Furthermore, if you try to argue with logic and reason, their only response will be to inform you that you’ve been brainwashed and can’t think for yourself. If these painfully ignorant people do cite any references to prove their point, they’ll be things like online forum posts or really sketchy, self-published books by those with questionable mental faculties.
6. Not having any kind of filter when it comes to sensitive subjects.
Those who lack self-awareness tend to speak before thinking, and many don’t even think much about what they’ve said after they’ve blurted out something that they really should have kept silent about.
They might be out for drinks to meet a friend’s new partner and ask in front of everyone if this new partner knows about the STD their friend had last year. Alternatively, they might make an observation during a work meeting that their boss and a colleague have been working late together an awful lot recently.
Basically, they say whatever pops into their head without considering where their observations came from, how their words will affect those around them, or whether it’s appropriate to share their thoughts at that particular moment.
It’s worth noting that some people do this as a result of neurodivergence (i.e., autism, ADHD, or a combination of the two, AuDHD). In these instances, it’s not usually a lack of self-awareness that’s the driving force. Neurodivergent people’s communication style is simply more direct than neurotypical people’s. However, for many others, it’s a case of limited self-awareness.
7. An inability to make decisions (especially on their own).
People who lack self-awareness are so out of touch with their own thoughts, emotions, likes, or dislikes that they have incredible difficulty making any kind of decision. In fact, many of them abdicate the entire decision-making process and delegate it to those around them instead. As a result, they end up simply doing what other people tell them to do and take the majority of their life cues from media, celebrities, and other influencers.
When and if they have to make a decision on their own, they’ll ask everyone they know for advice and then struggle with choosing a direction. Most of them will end up going with what the person with the highest status or authority tells them to do (such as their doctor, spiritual advisor, or elder relative), since they’re the most likely to know what they’re talking about.

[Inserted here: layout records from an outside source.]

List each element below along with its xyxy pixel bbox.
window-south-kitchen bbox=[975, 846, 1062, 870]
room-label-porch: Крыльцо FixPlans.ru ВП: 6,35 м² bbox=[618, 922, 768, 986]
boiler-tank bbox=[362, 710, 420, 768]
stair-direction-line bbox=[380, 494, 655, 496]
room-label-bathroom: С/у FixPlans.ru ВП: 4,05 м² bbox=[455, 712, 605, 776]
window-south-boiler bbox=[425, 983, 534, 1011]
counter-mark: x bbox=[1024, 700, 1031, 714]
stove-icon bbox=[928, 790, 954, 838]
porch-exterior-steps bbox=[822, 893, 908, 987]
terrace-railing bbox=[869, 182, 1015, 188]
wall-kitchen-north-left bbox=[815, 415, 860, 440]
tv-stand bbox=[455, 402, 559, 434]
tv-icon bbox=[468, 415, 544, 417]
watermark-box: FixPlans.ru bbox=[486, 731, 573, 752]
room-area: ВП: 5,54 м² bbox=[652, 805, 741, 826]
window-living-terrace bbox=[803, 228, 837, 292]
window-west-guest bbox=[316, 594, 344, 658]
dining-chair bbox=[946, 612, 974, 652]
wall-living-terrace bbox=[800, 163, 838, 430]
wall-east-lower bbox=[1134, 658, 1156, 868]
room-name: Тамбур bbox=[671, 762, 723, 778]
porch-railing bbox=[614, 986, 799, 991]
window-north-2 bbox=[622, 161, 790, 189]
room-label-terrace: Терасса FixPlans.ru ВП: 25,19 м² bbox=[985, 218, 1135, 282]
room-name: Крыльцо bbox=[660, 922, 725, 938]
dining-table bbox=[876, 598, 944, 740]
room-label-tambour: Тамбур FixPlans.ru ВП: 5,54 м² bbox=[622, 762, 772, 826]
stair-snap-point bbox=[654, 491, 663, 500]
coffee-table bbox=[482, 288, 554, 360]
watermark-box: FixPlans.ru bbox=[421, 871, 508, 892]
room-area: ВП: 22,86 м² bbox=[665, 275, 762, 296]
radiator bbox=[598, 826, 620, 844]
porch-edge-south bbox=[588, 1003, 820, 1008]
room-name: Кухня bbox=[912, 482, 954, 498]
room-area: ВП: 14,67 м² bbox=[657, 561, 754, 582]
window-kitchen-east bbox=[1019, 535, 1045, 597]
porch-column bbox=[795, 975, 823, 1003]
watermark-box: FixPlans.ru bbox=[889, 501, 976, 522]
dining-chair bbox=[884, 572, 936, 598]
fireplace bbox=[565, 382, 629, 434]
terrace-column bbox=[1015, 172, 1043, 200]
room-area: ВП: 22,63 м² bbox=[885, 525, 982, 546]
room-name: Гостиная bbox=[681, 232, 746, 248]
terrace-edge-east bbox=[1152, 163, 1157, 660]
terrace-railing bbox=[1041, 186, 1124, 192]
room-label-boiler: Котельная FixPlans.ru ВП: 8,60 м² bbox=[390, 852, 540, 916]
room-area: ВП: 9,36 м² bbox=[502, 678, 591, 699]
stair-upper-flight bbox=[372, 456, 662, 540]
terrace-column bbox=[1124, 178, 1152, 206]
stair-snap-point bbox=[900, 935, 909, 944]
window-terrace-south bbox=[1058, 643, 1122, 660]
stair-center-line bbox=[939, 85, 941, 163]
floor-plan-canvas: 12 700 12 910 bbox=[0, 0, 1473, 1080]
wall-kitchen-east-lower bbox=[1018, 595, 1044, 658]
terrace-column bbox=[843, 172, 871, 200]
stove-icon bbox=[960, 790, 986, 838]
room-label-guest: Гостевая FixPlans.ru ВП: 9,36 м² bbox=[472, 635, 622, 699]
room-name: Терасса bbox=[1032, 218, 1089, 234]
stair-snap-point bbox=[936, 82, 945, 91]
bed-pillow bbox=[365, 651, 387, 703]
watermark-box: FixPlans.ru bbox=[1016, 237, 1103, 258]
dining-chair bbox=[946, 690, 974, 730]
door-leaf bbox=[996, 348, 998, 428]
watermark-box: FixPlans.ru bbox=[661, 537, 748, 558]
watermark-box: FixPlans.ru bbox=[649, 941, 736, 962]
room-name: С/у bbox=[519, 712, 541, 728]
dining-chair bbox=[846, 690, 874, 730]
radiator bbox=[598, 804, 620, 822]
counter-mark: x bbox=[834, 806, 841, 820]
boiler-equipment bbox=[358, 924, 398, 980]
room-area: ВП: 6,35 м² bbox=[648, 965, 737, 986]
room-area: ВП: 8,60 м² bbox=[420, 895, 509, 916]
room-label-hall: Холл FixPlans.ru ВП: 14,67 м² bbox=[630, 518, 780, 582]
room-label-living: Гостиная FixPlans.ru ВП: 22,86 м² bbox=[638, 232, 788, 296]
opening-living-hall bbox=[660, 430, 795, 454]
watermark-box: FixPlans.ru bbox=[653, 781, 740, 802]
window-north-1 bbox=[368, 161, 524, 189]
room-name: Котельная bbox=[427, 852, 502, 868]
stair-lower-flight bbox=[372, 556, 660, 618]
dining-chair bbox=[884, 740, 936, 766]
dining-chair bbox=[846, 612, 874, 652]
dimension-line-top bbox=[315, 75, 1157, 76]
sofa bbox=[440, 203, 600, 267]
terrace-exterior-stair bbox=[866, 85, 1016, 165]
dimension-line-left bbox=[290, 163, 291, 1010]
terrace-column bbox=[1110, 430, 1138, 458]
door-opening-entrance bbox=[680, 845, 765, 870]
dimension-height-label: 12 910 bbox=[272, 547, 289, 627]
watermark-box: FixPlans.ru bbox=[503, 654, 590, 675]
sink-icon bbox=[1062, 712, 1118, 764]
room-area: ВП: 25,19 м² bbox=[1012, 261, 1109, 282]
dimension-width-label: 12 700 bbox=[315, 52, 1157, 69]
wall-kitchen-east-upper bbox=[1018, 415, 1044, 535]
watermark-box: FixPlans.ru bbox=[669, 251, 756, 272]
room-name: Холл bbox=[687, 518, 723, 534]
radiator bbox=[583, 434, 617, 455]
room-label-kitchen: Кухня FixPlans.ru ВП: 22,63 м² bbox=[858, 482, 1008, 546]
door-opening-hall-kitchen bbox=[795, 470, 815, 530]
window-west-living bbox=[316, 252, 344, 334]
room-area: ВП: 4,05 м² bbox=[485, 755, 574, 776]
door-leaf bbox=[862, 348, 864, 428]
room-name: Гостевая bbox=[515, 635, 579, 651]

8. Drawing a blank when asked what they think or feel about something.
When asked about a topic, they’ll generally discuss what they heard others talk about on podcasts or what they saw on the news, but when you stop them and ask them what they think about it, they go blank and have no idea what to tell you. The same thing happens if you ask them about personal preferences regarding food, music, fashion, and so on. They’re so accustomed to going with the crowd that they have no idea how they think or feel about the actions they take on a daily basis. They have no idea who they really are.
For example, they’ll listen to a band or singer because they’re on the radio all day, but they can’t tell you whether they truly enjoy their music or not. Similarly, they might follow a particular diet or exercise regimen because that’s what others have told them to do, but if you ask them if they like it and if they feel they’re benefitting from it, they can’t answer.
It never occurs to them to check in with themselves to see whether these choices feel right to them or not: they simply go through the expected motions because that’s what everyone else is doing.
Final thoughts…
If someone you care about exhibits this complete lack of self-awareness, you can try to help them cultivate it by buying them an “All About Me” type of journal to fill out for fun, or make a point of asking them about their thoughts and feelings on a regular basis. It’s possible that their lack of self-awareness stems from never having been encouraged to examine their own thoughts or beliefs before. By helping them with this, you might open them up to new realms of personal introspection and development that they never dreamt of exploring.